Dosis diturunkan secara bertahap sampai berhenti sama sekali
sesuai perbaikan reaksi. Apabila diperlukan dapat ditambahkan
analgetik-antipiretik dan sedativa. Ada kemungkinan timbul
ketergantungan terhadap kortikosteroid, ENL akan timbul apabila
obat tersebut dihentikan atau diturunkan pada dosis tertentu
sehingga penderita harus mendapatkan kortikosteroid secara terus-
menerus.
Penderita lepra dengan diagnosis terlambat dan tidak
mendapat MDT mempunyai risiko tinggi terjadinya kerusakan
saraf. Selain itu, penderita dengan reaksi lepra terutama reaksi
reversal lesi kulit multipel dan dengan saraf yang membesar atau
nyeri juga memiliki risiko tersebut.
Kerusakan saraf terutama berbentuk nyeri saraf, hilangnya
sensibilitas dan berkurangnya kekuatan otot. Keluhan yang timbul
berupa nyeri saraf atau luka yang tidak sakit, lepuh kulit atau hanya
berbentuk daerah yang kehilangan sensibilitasnya, serta adanya
kesulitan melakukan aktivitas sehari-hari, misalnya memasang
kancing baju, memegang benda kecil atau kesulitan berjalan.

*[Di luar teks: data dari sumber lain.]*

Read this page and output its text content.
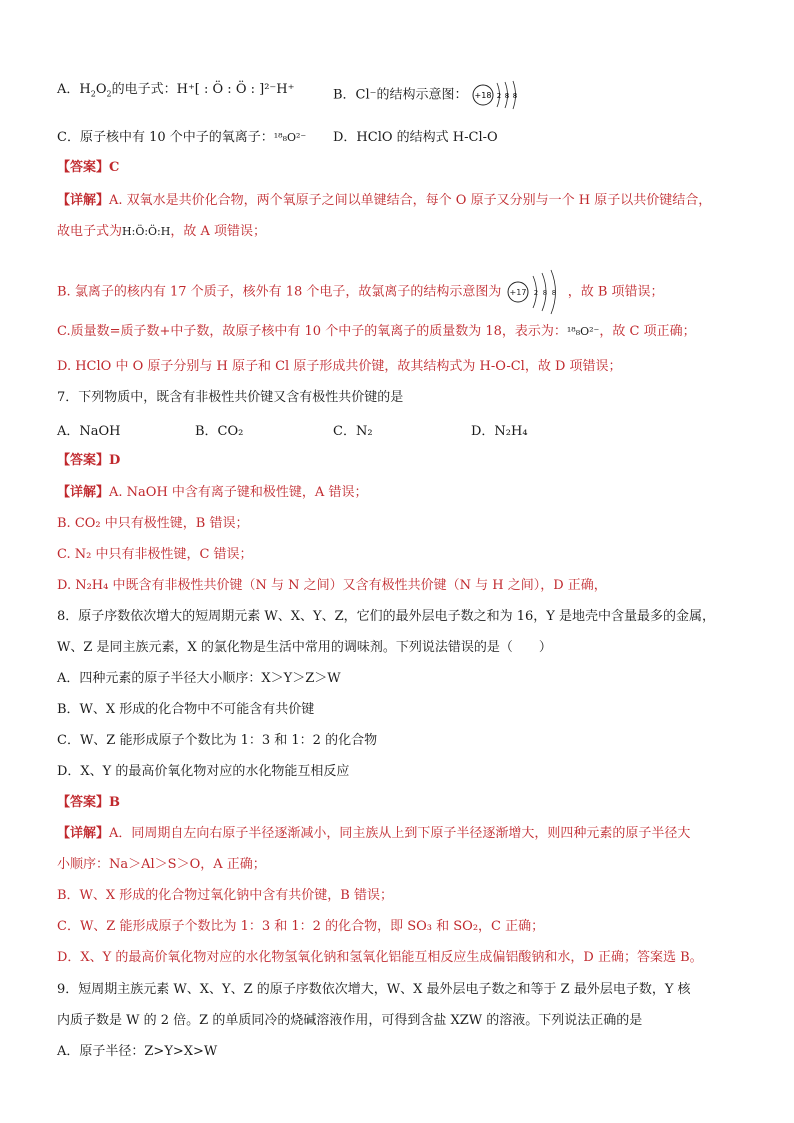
A．$H_2O_2$的电子式：H⁺[ : Ö : Ö : ]²⁻H⁺	B．Cl⁻的结构示意图： +18 2 8 8
C．原子核中有 10 个中子的氧离子：¹⁸₈O²⁻	D．HClO 的结构式 H-Cl-O
【答案】C
【详解】A. 双氧水是共价化合物，两个氧原子之间以单键结合，每个 O 原子又分别与一个 H 原子以共价键结合，
故电子式为H:Ö:Ö:H，故 A 项错误；
B. 氯离子的核内有 17 个质子，核外有 18 个电子，故氯离子的结构示意图为 +17 2 8 8 ，故 B 项错误；
C.质量数=质子数+中子数，故原子核中有 10 个中子的氧离子的质量数为 18，表示为：¹⁸₈O²⁻，故 C 项正确；
D. HClO 中 O 原子分别与 H 原子和 Cl 原子形成共价键，故其结构式为 H-O-Cl，故 D 项错误；
7．下列物质中，既含有非极性共价键又含有极性共价键的是
A．NaOH	B．CO₂	C．N₂	D．N₂H₄
【答案】D
【详解】A. NaOH 中含有离子键和极性键，A 错误；
B. CO₂ 中只有极性键，B 错误；
C. N₂ 中只有非极性键，C 错误；
D. N₂H₄ 中既含有非极性共价键（N 与 N 之间）又含有极性共价键（N 与 H 之间），D 正确，
8．原子序数依次增大的短周期元素 W、X、Y、Z，它们的最外层电子数之和为 16，Y 是地壳中含量最多的金属，
W、Z 是同主族元素，X 的氯化物是生活中常用的调味剂。下列说法错误的是（　　）
A．四种元素的原子半径大小顺序：X＞Y＞Z＞W
B．W、X 形成的化合物中不可能含有共价键
C．W、Z 能形成原子个数比为 1：3 和 1：2 的化合物
D．X、Y 的最高价氧化物对应的水化物能互相反应
【答案】B
【详解】A．同周期自左向右原子半径逐渐减小，同主族从上到下原子半径逐渐增大，则四种元素的原子半径大
小顺序：Na＞Al＞S＞O，A 正确；
B．W、X 形成的化合物过氧化钠中含有共价键，B 错误；
C．W、Z 能形成原子个数比为 1：3 和 1：2 的化合物，即 SO₃ 和 SO₂，C 正确；
D．X、Y 的最高价氧化物对应的水化物氢氧化钠和氢氧化铝能互相反应生成偏铝酸钠和水，D 正确；答案选 B。
9．短周期主族元素 W、X、Y、Z 的原子序数依次增大，W、X 最外层电子数之和等于 Z 最外层电子数，Y 核
内质子数是 W 的 2 倍。Z 的单质同冷的烧碱溶液作用，可得到含盐 XZW 的溶液。下列说法正确的是
A．原子半径：Z>Y>X>W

Pencegahan kecacatan yang terbaik atau prevention of
disability (POD) adalah dengan melaksanakan diagnosis dini lepra,
pemberian pengobatan MDT yang cepat dan tepat, mengenali
gejala dan tanda reaksi lepra yang disertai gangguan saraf serta
memulai pengobatan dengan kortikosteroid secepatnya.
Memberikan edukasi pada pasien tentang perawatan misalnya
memakai kacamata, merawat kulit supaya tidak kering dan lainnya
apabila terdapat gangguan sensibilitas.